Monday, September 28, 2009

Google celebrates 11th birthday

Google marked its eleventh birthday on Sunday with a redesigned logo which displayed "Goog11e". However the search engine giant's actual birthday is somewhat in dispute. Last year, Google put up its 10th birthday logo on the 2nd September and, according to Wikipedia, Google was incorporated as a privately held company on the 4th September 1998. Google could also choose to celebrate on the 15th September, the date when founders Larry Page and Sergey Brin registered Google's domain name while they were still PhD students at Stanford University.

Google actually began as a research project as far back as January 1996 though it did not become publicly available until sometime later. Originally, the search engine used the Stanford University website with the domain google.stanford.edu. The domain google.com was registered on September 15, 1997, and the company was incorporated as Google Inc. on September 4 1998 at a friend's garage in Menlo Park, California.

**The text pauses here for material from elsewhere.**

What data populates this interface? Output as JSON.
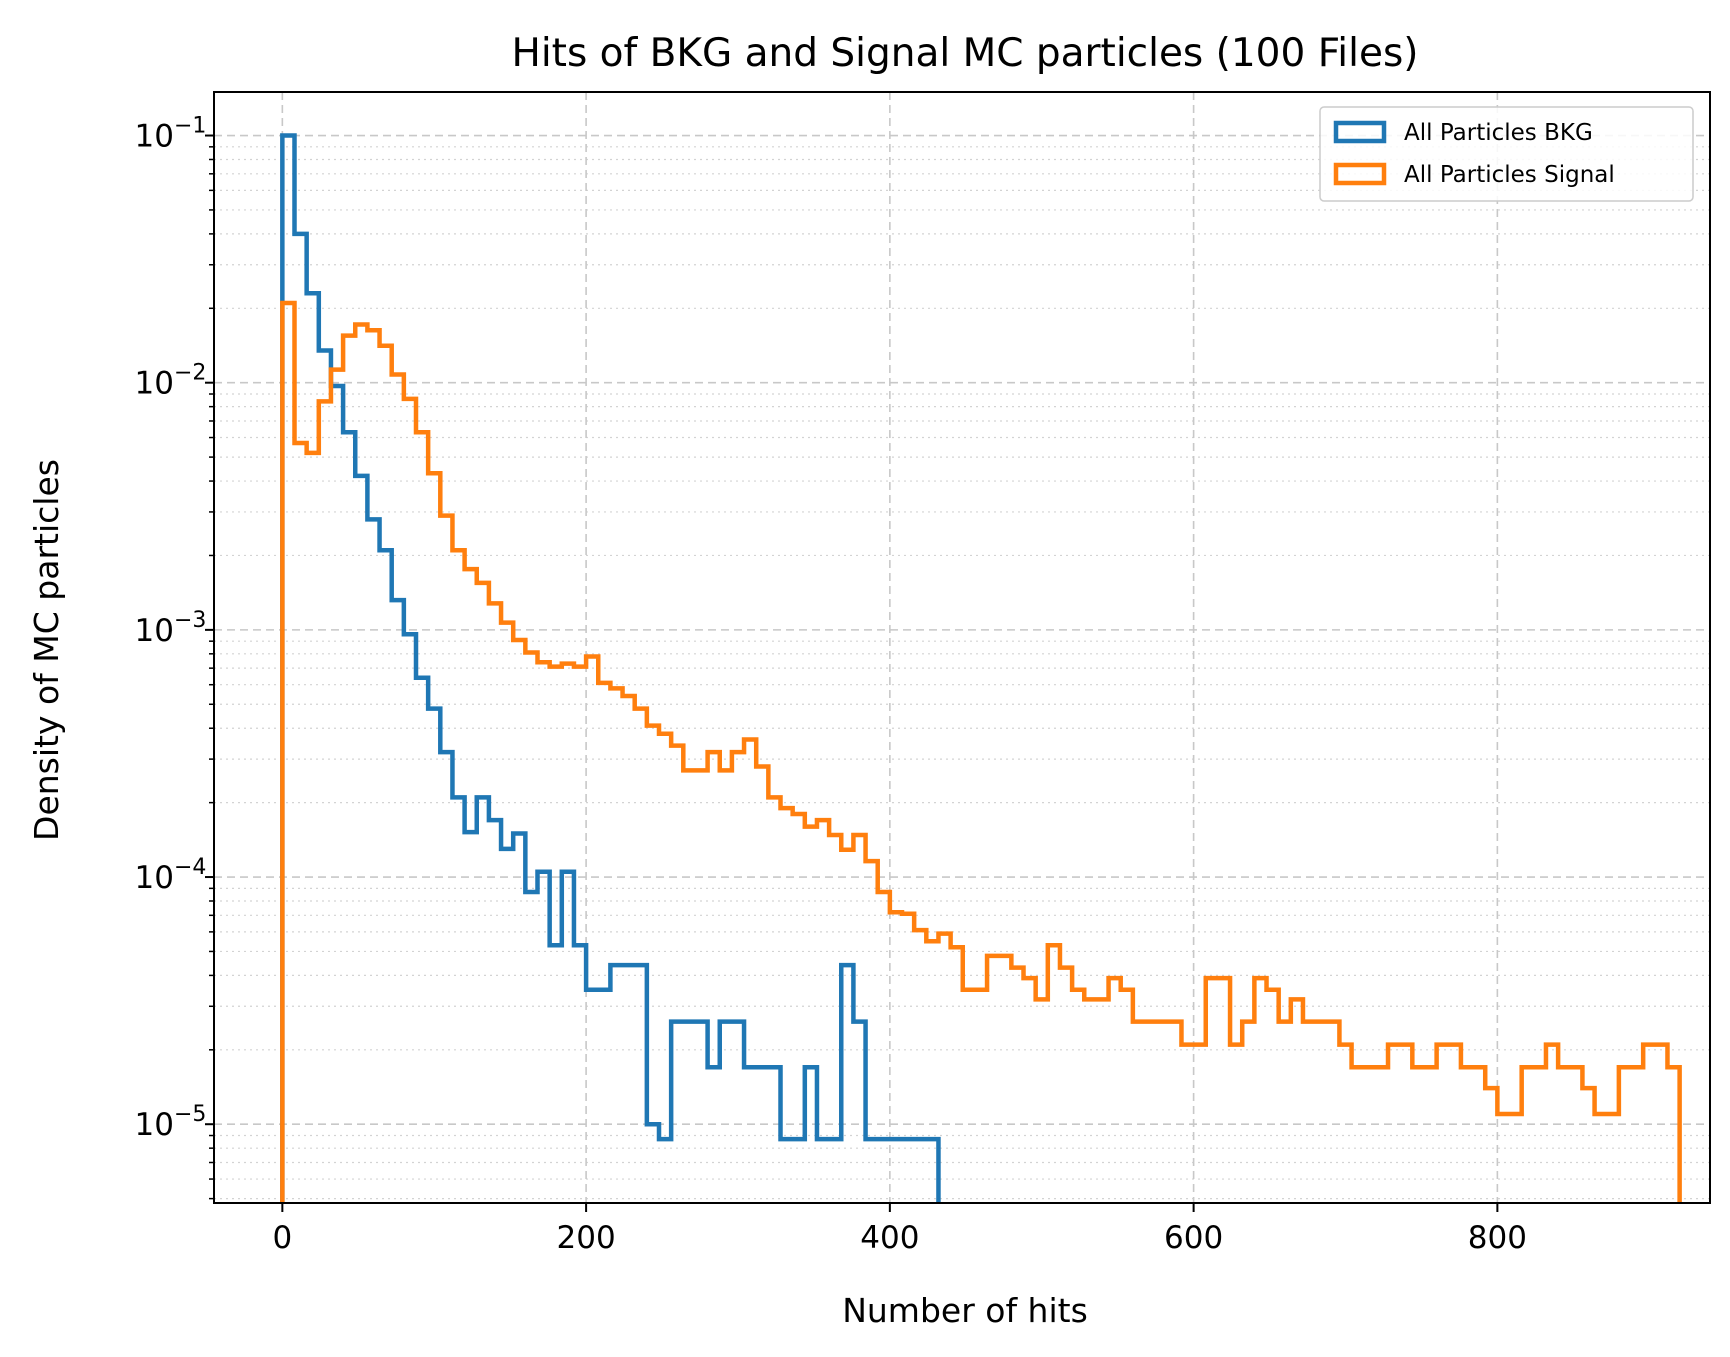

The company has now become a household name and if often described as the world's favourite search engine. In China it still struggles however as it faces stiff competition from locally based Baidu as well as continued interference by government censors.

Google's name originated from the misspelling of the word 'googol', the name applied to a one followed by 100 zeros. The company has been busy changing its logos in recent weeks. A series of logos depicting UFOs had many on the Internet puzzling over Google's hidden message until all was revealed with one depicting Martian spaceships on what would have been the author H.G. Wells 143rd birthday. Wells is well known for his book the War of the Worlds.

Google often marks key events with logo changes, a click on which takes the Internet user to a Google search for the subject in question. Today they marked the birthday of Chinese philosopher Confucious. He would be 2,560 today. One of Confucious's well known quotations is, "What you do not wish for yourself, do not do to others" (己所不欲,勿施於人). This is very much in line with Google's own unofficial company slogan of "Don't be evil".